COFFEE: Gombe: Coffee and Chimps

The Kalinzi Region of Tanzania borders Gombe National Park, the home of the infamous Jane Goodall's Chimp Reserve. In 2007, The Jane Goodall Institute partnered with Green Mountain Coffee Roasters to support local farmers practice sustainable agriculture and increase their income.

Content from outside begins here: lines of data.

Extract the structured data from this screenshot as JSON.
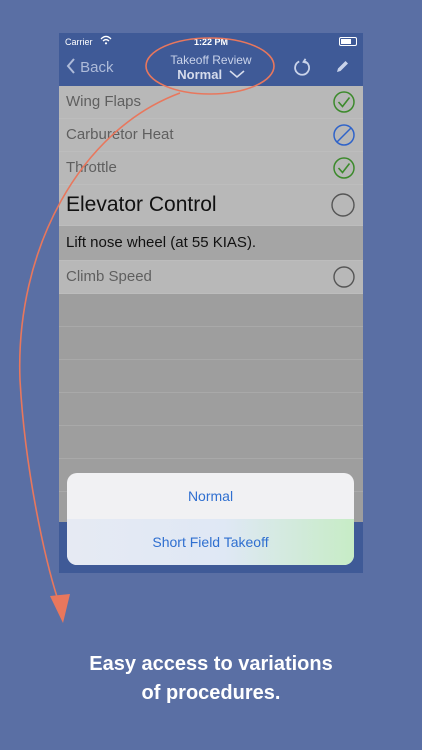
{
  "status_bar": {
    "carrier": "Carrier",
    "time": "1:22 PM"
  },
  "nav": {
    "back_label": "Back",
    "title": "Takeoff Review",
    "subtitle": "Normal"
  },
  "icons": {
    "back": "chevron-left-icon",
    "dropdown": "chevron-down-icon",
    "reset": "reset-icon",
    "edit": "pencil-icon",
    "checked": "check-circle-icon",
    "skipped": "slash-circle-icon",
    "unchecked": "empty-circle-icon"
  },
  "checklist": {
    "items": [
      {
        "label": "Wing Flaps",
        "status": "checked"
      },
      {
        "label": "Carburetor Heat",
        "status": "skipped"
      },
      {
        "label": "Throttle",
        "status": "checked"
      },
      {
        "label": "Elevator Control",
        "status": "unchecked",
        "current": true
      },
      {
        "label": "Lift nose wheel (at 55 KIAS).",
        "status": "instruction"
      },
      {
        "label": "Climb Speed",
        "status": "unchecked"
      }
    ]
  },
  "sheet": {
    "options": [
      "Normal",
      "Short Field Takeoff"
    ]
  },
  "caption": {
    "line1": "Easy access to variations",
    "line2": "of procedures."
  },
  "colors": {
    "background": "#5a6fa4",
    "nav": "#3f5a97",
    "check_green": "#3c8a2c",
    "skip_blue": "#2f63c9",
    "annotation": "#e8775d",
    "sheet_text": "#2f6fd0"
  }
}
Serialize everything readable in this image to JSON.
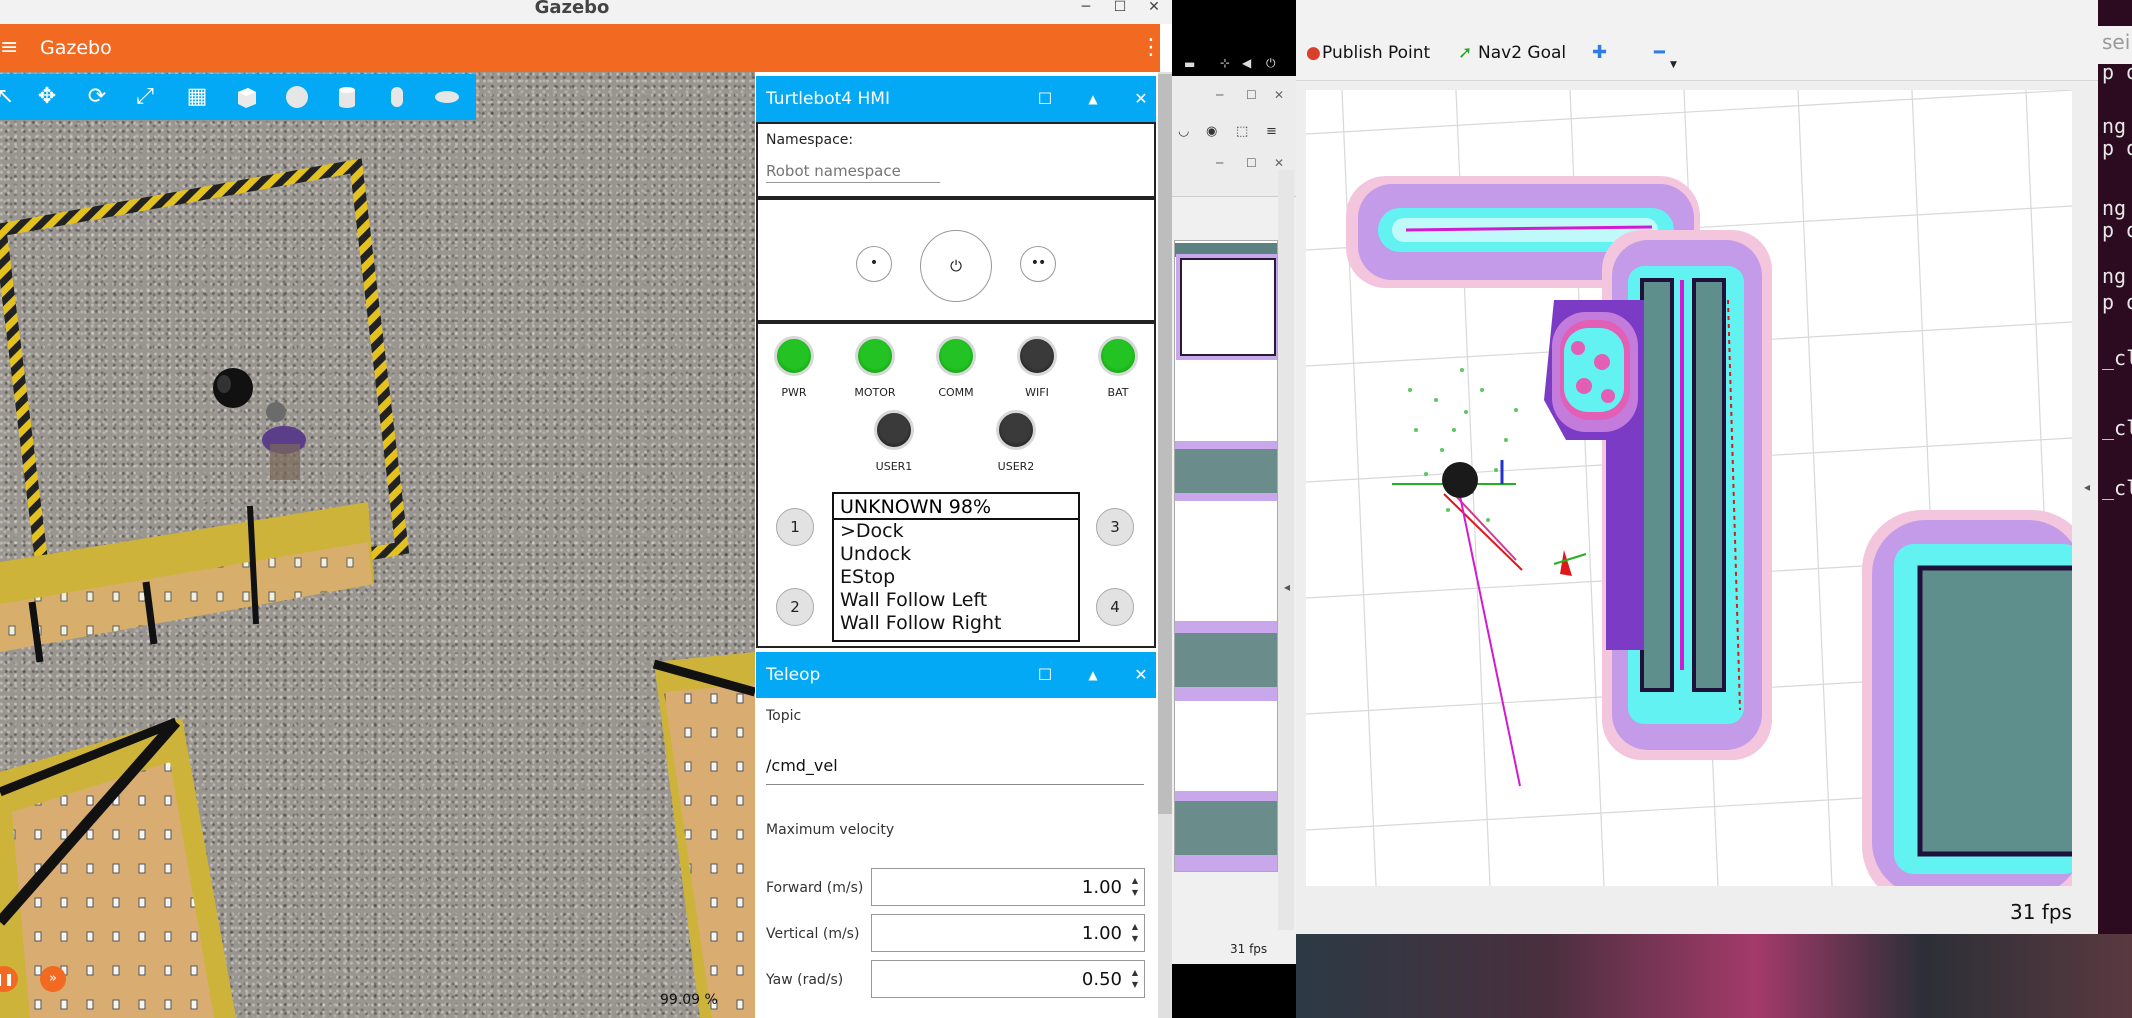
{
  "gazebo": {
    "window_title": "Gazebo",
    "app_title": "Gazebo",
    "menu_icon": "menu-icon",
    "kebab_icon": "more-vert-icon",
    "window_buttons": [
      "─",
      "☐",
      "✕"
    ],
    "toolbar_icons": [
      "select-icon",
      "translate-icon",
      "rotate-icon",
      "snap-icon",
      "grid-icon",
      "box-icon",
      "sphere-icon",
      "cylinder-icon",
      "capsule-icon",
      "ellipsoid-icon"
    ],
    "rtf": "99.09 %",
    "colors": {
      "appbar": "#f26a22",
      "toolbar": "#03a9f4"
    }
  },
  "hmi": {
    "title": "Turtlebot4 HMI",
    "namespace_label": "Namespace:",
    "namespace_placeholder": "Robot namespace",
    "buttons": {
      "left": "•",
      "power": "⏻",
      "right": "••"
    },
    "leds": [
      {
        "label": "PWR",
        "state": "on"
      },
      {
        "label": "MOTOR",
        "state": "on"
      },
      {
        "label": "COMM",
        "state": "on"
      },
      {
        "label": "WIFI",
        "state": "off"
      },
      {
        "label": "BAT",
        "state": "on"
      }
    ],
    "user_leds": [
      {
        "label": "USER1",
        "state": "off"
      },
      {
        "label": "USER2",
        "state": "off"
      }
    ],
    "number_buttons": [
      "1",
      "2",
      "3",
      "4"
    ],
    "display_status": "UNKNOWN 98%",
    "display_items": [
      ">Dock",
      "Undock",
      "EStop",
      "Wall Follow Left",
      "Wall Follow Right"
    ]
  },
  "teleop": {
    "title": "Teleop",
    "topic_label": "Topic",
    "topic_value": "/cmd_vel",
    "max_velocity_label": "Maximum velocity",
    "fields": [
      {
        "label": "Forward (m/s)",
        "value": "1.00"
      },
      {
        "label": "Vertical (m/s)",
        "value": "1.00"
      },
      {
        "label": "Yaw (rad/s)",
        "value": "0.50"
      }
    ]
  },
  "panel_buttons": {
    "maximize": "☐",
    "collapse": "▲",
    "close": "✕"
  },
  "browser": {
    "fps": "31 fps"
  },
  "rviz": {
    "tools": [
      {
        "label": "Publish Point",
        "icon": "map-pin-icon"
      },
      {
        "label": "Nav2 Goal",
        "icon": "goal-arrow-icon"
      },
      {
        "label": "",
        "icon": "plus-icon"
      },
      {
        "label": "",
        "icon": "minus-icon"
      }
    ],
    "fps": "31 fps",
    "colors": {
      "inflation": "#b78de6",
      "obstacle_near": "#52f0f0",
      "lethal": "#d400c8"
    }
  },
  "terminal": {
    "lines": [
      "seil",
      "p on",
      "ng m",
      "p on",
      "ng m",
      "p on",
      "ng m",
      "p on",
      "_cli",
      "_cli",
      "_cli"
    ]
  }
}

With this initiative, JGI hopes to stop deforestation and increase the range for chimps to enlarge their communities.

  
  
     
  
Gombe National Park rests directly behind this mountain top and clearcutting stops at its borders.
  
The people of Kalinzi and its neighboring villages share the same concerns of water, transportation and medicine shortages.
  
     
  
Transportation is scarce.  The bus runs only twice a week to the nearest city, Kigoma.
  
With little transportation available, most farmers rise early and walk to their farming plots scattered along mountainsides.
  
Locals illegally cut down large trees for firewood.  This day, a band of men cut down, sawed, and distributed a very large tree within thirty minutes.
     
  
Access to water is difficult.  In some villages, drinking water is a twenty mile round trip.
  
Local women returning home from a long trek for water thru coffee farms.
  
Fetching water is the responsibility of everyone.
     
  
Regional Kalinzi Farmers gather at the co-op to hear the good news of new machinery and agricultural training.
  
Local co-op officers discuss the distribution of new machinery.
  
     
  
Green Mountain Coffee buyer examines Jafarx's coffee crop.  Green Mountain Coffee Roasters partnered with JGI  in helping farmers boost their income thru improved coffee production.
  
  
Annette and her husband harvested bananas to make ends meet.  But now they have planted coffee to supplement their yearly income of seventy dollars.
     
  
Catalina, a local farmer, is seventy years old.  She is responsible for sending her grand children to school by farming her dead husband's coffee farm.
  
Coffee Farmer Yassini Saidi and his two wives prepare for their new crop.
  
Traditionally, Kalinzi coffee farmers pulp coffee by a hand crank shared by many.  With the help of JGI, the region will receive several new automated pulpers to increase efficiency and improve quality.